»Sara hat mir erzählt, dass sie das Gezeter ihrer Mutter leid ist…« – “Sara told me that she is tired of her mother’s nagging.” This sentence comes from the children’s book Das Cafe-geheimnis (it was originally written in Swedish and stars Lasse and Maja) and introduced me to both the word das Gezeter, which will be treated in a subsequent post, and the verb-adjective combination leid sein.
On Duden I found this entry for leid sein.

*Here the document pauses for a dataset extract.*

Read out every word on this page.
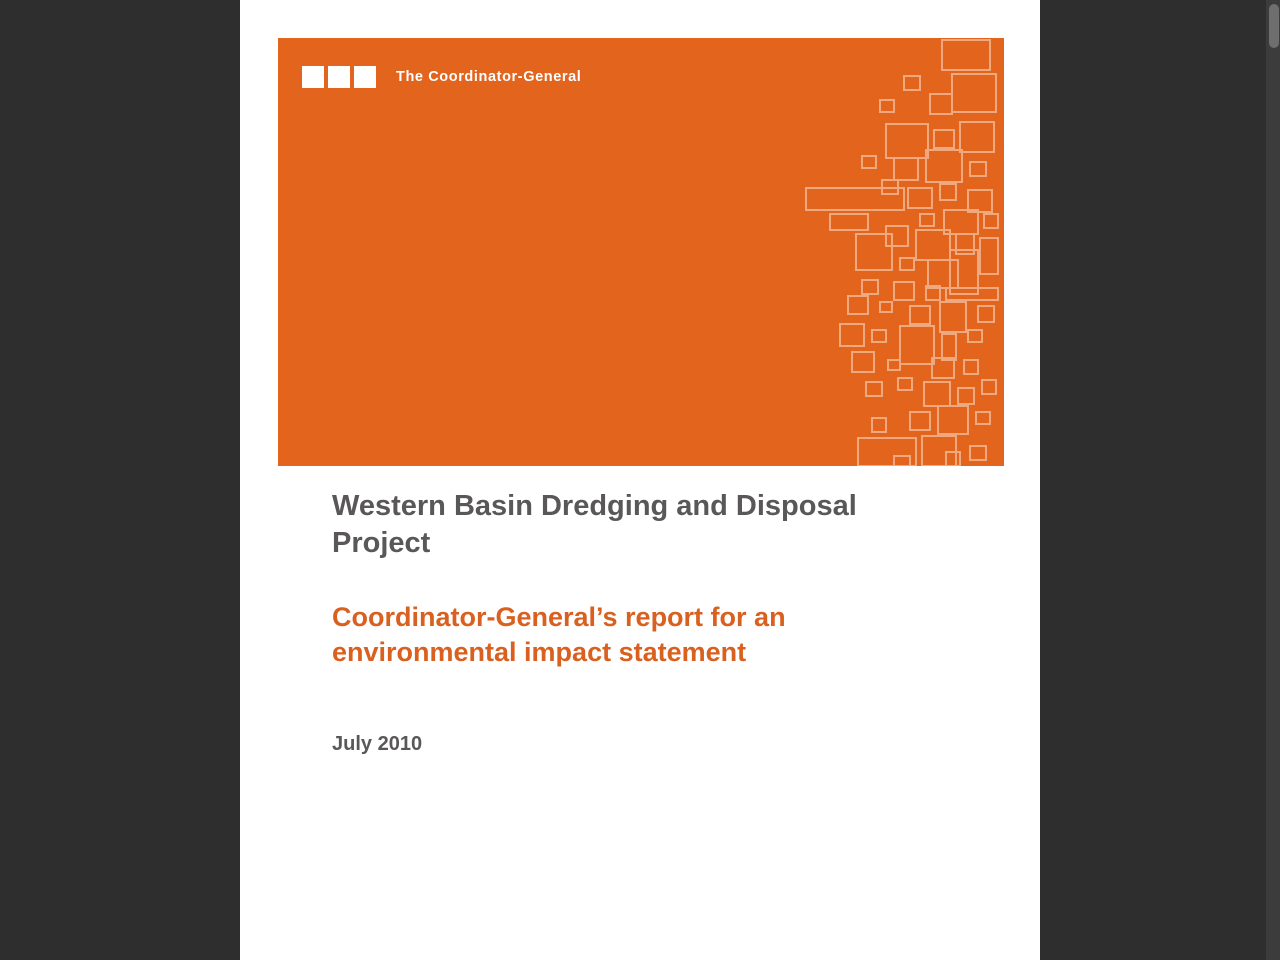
The Coordinator-General
Western Basin Dredging and Disposal Project
Coordinator-General’s report for an environmental impact statement

July 2010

It offers the definition “someone is/has grown tired of something” – » jemandes, einer Sache überdrüssig sein« – and this sample sentence »ich bin sein dummes Gequatsche leid.« – “I’m sick of your blathering.” Clearly this is an important concept as there are a fair few synonyms given in this entry, and they range from the colloquial to the idiomatic to the rather formal:
genug haben –” to have enough”
müde sein – “to be tired (of)”
satthaben – “”to have had a bellyful”
satt sein; (gehoben) – “to be fed up” (satt sein is used to mean that you have had enough to eat)

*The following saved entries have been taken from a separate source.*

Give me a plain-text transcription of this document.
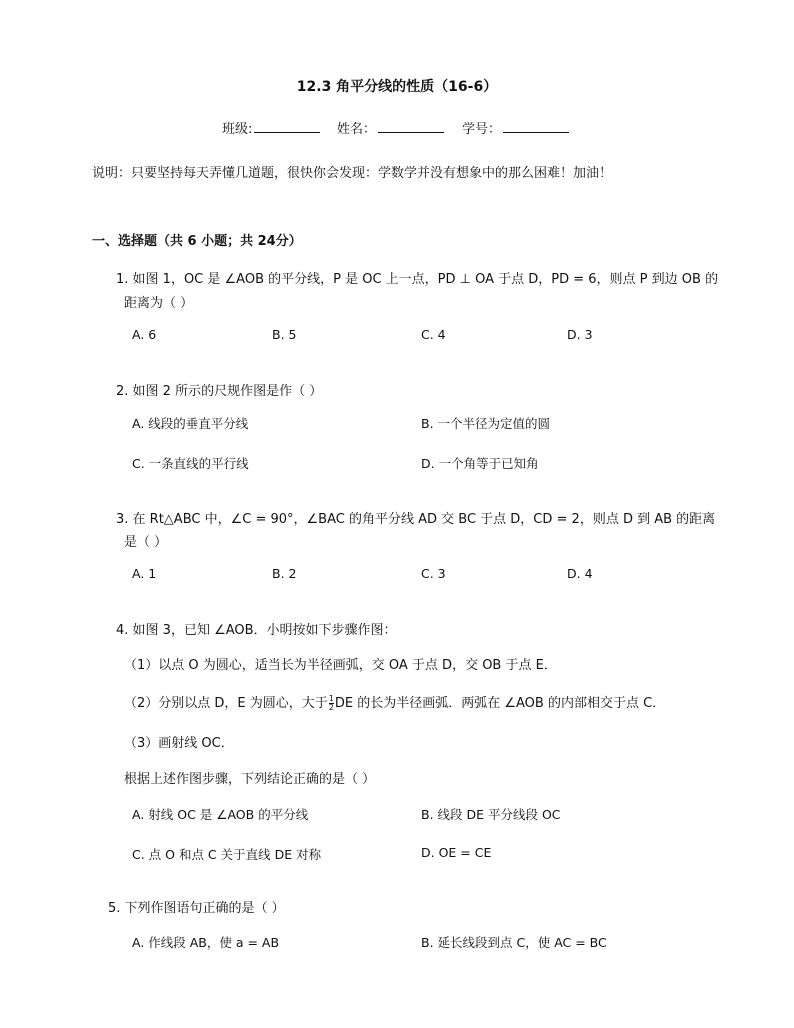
12.3 角平分线的性质（16-6）
班级:	姓名：	学号：
说明：只要坚持每天弄懂几道题，很快你会发现：学数学并没有想象中的那么困难！加油！
一、选择题（共 6 小题；共 24分）
1. 如图 1，OC 是 ∠AOB 的平分线，P 是 OC 上一点，PD ⊥ OA 于点 D，PD = 6，则点 P 到边 OB 的
距离为（ ）
A. 6	B. 5	C. 4	D. 3
2. 如图 2 所示的尺规作图是作（ ）
A. 线段的垂直平分线	B. 一个半径为定值的圆
C. 一条直线的平行线	D. 一个角等于已知角
3. 在 Rt△ABC 中，∠C = 90°，∠BAC 的角平分线 AD 交 BC 于点 D，CD = 2，则点 D 到 AB 的距离
是（ ）
A. 1	B. 2	C. 3	D. 4
4. 如图 3，已知 ∠AOB．小明按如下步骤作图：
（1）以点 O 为圆心，适当长为半径画弧，交 OA 于点 D，交 OB 于点 E．
（2）分别以点 D，E 为圆心，大于 $\frac{1}{2}$ DE 的长为半径画弧．两弧在 ∠AOB 的内部相交于点 C．
（3）画射线 OC．
根据上述作图步骤，下列结论正确的是（ ）
A. 射线 OC 是 ∠AOB 的平分线	B. 线段 DE 平分线段 OC
C. 点 O 和点 C 关于直线 DE 对称	D. OE = CE
5. 下列作图语句正确的是（ ）
A. 作线段 AB，使 a = AB	B. 延长线段到点 C，使 AC = BC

überdrüssig sein; (umgangssprachlich) – “to be tired of/weary of”
bis obenhin haben – “to have had it up to here”
dick haben/kriegen – “to be fed up” (literally something like “to have or get [it] thickly)
die Nase voll haben – “to be sick of something” (literally “to have a nose full”)
langen – “to be enough” (it can also mean “to reach” and in its transitive form “to pass, to hand”)
reichen – “to be sufficient” (like langen, it can also mean “to reach” and “to hand”)
überhaben; (salopp) –”to be fed up with something” ( literally “to over-have”)
stinken Mir stinkt es! – “to be fed up” (it can also mean “to stink”)
den Kanal/die Schnauze voll haben – “to have had enough” (literally “to have a canal or snout full “), with Kanal, it can also mean “to be sloshed” something that happens when one has “had enough” to drink and puts one in mind of the literal meaning of a canal overrunning its banks.
Many of these can be made even stronger by adding gründlich – “thoroughly” – as in etwas gründlich satthaben – “to be sick to death of something or someone” or “to be fed up to to the back teeth with something .” (One can also add the word die Faxen – “nonsense” or “shenanigans” – as in Ich habe die Faxen satt.) I don’t think I’d ever given much thought to the expression “to be fed up” before. On seeing the various translations, though, I was startled to see how many of them are related to the consumption of food: “a bellyful,” ” to be fed [up],” “back teeth” and even “to be sick of,” as something one is “sick of” can be something that one doesn’t want to eat again. Perhaps that might be that one is “fed up” with something then that thing is what one can no longer “stomach?!”